The defendant pleaded a special plea, and traversed absque hoc that the vessel sailed with the first wind; and the plaintiff demurred, and the defendant joined.
It is not a good traverse. For the substance of the covenant is, that the vessel shall go, and not that she shall sail with the first wind; which may vary and change every hour, and this construction is supported by the covenant, which is to give him so much for the freight, that is to say, for the voyage, and not to sail with the first wind. Ughtree's case, 7 Rep.; 3 H., 3, 33; 48 E., 3, 34. A man covenanted to go to the war, with another, and the other covenanted to give him so much therefor. Covenant lies, and the man may have his action, whether he goes to the war or not, at his election.
And per Curiam, the first point was held bad, but
JONES, J., said that if the defendant had covenanted that if the plaintiff would go to Cadiz with the first fair wind, he would pay, etc., there the plaintiff ought to aver that he went with the first wind.
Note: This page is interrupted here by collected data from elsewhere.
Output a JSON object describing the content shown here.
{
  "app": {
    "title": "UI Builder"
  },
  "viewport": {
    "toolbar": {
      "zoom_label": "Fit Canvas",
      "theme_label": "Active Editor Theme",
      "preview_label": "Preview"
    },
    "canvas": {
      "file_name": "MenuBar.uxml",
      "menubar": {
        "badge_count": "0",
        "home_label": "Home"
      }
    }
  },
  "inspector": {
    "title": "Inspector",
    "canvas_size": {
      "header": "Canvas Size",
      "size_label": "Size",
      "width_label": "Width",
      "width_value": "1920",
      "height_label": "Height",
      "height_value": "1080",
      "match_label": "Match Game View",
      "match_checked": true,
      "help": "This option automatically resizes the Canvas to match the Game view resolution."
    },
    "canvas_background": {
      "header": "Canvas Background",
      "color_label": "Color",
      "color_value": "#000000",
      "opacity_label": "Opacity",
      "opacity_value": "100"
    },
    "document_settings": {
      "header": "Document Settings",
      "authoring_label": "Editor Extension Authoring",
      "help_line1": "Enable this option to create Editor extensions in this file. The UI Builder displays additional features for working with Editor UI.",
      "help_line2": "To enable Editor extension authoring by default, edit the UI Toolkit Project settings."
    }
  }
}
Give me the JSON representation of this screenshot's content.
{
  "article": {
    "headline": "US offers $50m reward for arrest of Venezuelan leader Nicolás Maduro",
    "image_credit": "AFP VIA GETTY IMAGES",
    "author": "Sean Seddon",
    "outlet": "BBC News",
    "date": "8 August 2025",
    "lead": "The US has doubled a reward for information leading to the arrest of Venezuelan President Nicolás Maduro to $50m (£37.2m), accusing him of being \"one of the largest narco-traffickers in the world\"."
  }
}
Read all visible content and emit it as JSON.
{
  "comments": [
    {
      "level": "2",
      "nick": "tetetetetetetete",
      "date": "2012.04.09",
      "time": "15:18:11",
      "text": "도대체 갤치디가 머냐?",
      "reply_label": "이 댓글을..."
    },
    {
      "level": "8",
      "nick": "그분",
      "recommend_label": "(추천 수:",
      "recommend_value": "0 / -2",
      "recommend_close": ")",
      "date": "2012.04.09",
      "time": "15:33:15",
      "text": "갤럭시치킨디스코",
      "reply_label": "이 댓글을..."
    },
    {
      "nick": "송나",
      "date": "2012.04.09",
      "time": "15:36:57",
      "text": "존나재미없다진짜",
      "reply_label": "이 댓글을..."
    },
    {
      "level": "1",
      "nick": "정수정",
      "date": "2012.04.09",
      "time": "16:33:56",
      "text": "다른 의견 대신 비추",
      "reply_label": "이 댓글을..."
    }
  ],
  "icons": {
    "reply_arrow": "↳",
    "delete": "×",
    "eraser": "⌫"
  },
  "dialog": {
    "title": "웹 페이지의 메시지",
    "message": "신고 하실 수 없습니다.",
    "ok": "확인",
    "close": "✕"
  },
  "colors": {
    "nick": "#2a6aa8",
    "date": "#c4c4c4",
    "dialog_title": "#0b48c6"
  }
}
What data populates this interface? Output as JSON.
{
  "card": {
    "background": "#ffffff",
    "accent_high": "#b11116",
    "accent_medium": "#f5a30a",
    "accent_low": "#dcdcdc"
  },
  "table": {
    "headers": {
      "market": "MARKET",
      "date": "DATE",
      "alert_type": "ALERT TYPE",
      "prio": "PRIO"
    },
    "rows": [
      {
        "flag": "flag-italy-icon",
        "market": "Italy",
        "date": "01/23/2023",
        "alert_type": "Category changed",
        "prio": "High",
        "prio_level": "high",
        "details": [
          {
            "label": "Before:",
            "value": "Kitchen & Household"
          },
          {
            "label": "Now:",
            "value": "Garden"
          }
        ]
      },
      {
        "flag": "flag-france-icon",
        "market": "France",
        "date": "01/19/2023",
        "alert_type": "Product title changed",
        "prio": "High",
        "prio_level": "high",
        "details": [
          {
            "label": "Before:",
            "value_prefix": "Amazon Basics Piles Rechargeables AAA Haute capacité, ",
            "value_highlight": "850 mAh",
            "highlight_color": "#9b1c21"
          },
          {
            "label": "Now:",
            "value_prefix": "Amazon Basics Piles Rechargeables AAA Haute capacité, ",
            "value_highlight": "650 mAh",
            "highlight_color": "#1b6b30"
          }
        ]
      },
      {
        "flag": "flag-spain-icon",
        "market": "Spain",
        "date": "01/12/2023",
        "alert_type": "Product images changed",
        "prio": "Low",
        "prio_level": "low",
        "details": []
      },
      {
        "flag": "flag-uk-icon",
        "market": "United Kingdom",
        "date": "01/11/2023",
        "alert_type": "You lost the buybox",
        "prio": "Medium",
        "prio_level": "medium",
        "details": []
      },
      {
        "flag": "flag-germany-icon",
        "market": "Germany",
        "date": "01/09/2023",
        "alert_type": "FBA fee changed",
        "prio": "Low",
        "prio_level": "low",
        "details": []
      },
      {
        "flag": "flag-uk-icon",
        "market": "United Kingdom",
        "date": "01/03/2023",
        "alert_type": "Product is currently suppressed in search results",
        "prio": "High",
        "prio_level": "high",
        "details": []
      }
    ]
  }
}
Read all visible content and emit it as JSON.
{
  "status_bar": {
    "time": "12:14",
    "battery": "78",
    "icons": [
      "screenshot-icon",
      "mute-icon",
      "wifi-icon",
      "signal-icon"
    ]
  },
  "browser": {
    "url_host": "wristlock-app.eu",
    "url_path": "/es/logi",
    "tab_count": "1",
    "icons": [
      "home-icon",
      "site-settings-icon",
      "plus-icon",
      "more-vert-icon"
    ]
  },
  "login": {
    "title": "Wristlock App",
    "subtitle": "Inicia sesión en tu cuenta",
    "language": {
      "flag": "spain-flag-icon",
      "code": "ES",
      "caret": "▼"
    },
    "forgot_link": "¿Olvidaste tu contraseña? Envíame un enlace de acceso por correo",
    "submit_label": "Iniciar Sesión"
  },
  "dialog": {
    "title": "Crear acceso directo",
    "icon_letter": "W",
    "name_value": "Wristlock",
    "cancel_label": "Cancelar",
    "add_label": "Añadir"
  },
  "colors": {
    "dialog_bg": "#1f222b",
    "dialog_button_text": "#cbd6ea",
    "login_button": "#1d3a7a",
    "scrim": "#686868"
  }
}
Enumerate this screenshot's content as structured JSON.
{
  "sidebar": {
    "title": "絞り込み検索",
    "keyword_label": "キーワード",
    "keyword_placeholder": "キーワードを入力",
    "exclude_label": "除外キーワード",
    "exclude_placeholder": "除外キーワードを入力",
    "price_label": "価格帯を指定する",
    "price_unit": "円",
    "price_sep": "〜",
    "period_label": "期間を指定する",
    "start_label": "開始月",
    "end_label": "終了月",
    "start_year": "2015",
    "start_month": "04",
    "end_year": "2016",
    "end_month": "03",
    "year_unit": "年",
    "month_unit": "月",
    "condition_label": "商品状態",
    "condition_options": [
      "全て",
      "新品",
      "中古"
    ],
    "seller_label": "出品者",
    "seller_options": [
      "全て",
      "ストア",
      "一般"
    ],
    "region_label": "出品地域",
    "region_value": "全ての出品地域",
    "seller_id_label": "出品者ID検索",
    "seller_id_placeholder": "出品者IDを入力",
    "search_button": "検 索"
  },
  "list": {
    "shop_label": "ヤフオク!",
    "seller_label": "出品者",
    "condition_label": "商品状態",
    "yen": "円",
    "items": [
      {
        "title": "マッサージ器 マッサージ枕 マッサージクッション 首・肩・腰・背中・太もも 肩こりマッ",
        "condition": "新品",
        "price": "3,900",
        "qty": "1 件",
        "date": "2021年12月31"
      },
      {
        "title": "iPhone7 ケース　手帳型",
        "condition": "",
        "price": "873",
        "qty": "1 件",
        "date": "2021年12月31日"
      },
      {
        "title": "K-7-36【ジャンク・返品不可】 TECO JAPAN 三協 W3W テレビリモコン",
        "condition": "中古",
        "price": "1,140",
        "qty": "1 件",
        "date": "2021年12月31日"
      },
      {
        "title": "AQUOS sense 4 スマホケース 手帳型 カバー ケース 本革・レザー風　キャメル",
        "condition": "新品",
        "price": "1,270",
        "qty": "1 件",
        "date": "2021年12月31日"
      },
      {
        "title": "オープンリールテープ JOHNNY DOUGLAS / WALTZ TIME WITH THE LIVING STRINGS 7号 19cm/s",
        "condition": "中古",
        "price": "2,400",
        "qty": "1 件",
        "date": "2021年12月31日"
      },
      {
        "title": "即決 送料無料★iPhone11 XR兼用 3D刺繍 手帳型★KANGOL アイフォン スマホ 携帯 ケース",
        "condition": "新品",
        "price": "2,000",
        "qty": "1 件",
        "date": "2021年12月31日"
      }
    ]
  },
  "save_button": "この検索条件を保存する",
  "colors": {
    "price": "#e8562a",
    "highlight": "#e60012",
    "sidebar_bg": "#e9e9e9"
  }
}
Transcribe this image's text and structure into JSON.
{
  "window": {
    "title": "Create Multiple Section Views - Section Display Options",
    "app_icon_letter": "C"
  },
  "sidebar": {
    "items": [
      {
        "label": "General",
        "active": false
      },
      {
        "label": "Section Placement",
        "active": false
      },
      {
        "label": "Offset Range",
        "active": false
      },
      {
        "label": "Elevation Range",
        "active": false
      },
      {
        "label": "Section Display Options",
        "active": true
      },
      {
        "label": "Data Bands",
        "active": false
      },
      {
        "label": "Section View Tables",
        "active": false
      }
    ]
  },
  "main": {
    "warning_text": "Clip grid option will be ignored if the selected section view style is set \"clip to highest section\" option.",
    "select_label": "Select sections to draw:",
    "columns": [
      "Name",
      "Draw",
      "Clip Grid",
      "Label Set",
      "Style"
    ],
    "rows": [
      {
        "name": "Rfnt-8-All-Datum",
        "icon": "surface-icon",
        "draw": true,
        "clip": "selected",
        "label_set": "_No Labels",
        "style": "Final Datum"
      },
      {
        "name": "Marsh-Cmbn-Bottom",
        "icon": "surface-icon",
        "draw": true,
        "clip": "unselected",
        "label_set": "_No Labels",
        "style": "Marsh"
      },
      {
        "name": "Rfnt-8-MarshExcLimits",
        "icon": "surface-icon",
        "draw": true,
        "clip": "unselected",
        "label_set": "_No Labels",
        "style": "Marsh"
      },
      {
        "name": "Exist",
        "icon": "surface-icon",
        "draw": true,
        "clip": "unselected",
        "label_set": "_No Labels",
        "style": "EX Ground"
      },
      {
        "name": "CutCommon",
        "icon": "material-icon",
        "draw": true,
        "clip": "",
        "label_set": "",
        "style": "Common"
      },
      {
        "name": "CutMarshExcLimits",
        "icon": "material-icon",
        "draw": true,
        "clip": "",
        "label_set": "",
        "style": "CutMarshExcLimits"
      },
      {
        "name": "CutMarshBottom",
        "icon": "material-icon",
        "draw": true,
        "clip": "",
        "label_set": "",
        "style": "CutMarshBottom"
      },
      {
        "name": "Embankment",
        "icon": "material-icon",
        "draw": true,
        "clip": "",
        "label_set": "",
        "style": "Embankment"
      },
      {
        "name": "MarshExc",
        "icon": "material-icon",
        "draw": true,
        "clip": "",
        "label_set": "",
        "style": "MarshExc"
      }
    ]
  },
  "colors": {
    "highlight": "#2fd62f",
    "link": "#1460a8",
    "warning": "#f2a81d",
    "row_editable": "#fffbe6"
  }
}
The wind is uncertain; therefore, it cannot be the substance of the covenant.
2. The plaintiff declares that by indenture between the plaintiff and defendant, it was covenanted, etc., and on oyer there were three parties, the defendant, A., and B. This is bad. Fitz v. Executors, 80. 15 E.,
3. If two be bound and one of them dies, in an action against the survivor, the plaintiff ought to aver the death of the other in his declaration, which JONES, J., assented to.
3. The covenant is to pay primage, etc., and it is averred that he did not pay it, but he ought to have averred in his declaration what the primage is; for it is uncertain.
DODERIDGE and JONES, JJ. It is according to the covenant, and it is well —
4. The covenant is by three jointly and severally, that they pay, and the breach is assigned that the defendant did not pay; he ought to have gone further and say, nor any of the others.
CURIA. The distinction is, that when the action is brought against all, the nonpayment of all shall be alleged. But where the suit is against one only, it is sufficient to say that he did not pay. And if any one has paid, it is proper for the defendant to plead it. It is the same when two are bound jointly and severally; in a suit against one, it is sufficient to say he did not pay, otherwise when against both.
And Devenport (the King's attorney) took another exception. There the declaration is, that it was covenanted inter parties predictas, per inaenturam fact. tali die; but he does not say that it was covenanted, *agreed, or witnessed that he would sail with the first wind.
And, after argument, it was adjudged for the plaintiff. Antea, p. 638; Poph., 161; Bendl., 146; Noy, 75; Palm., 397.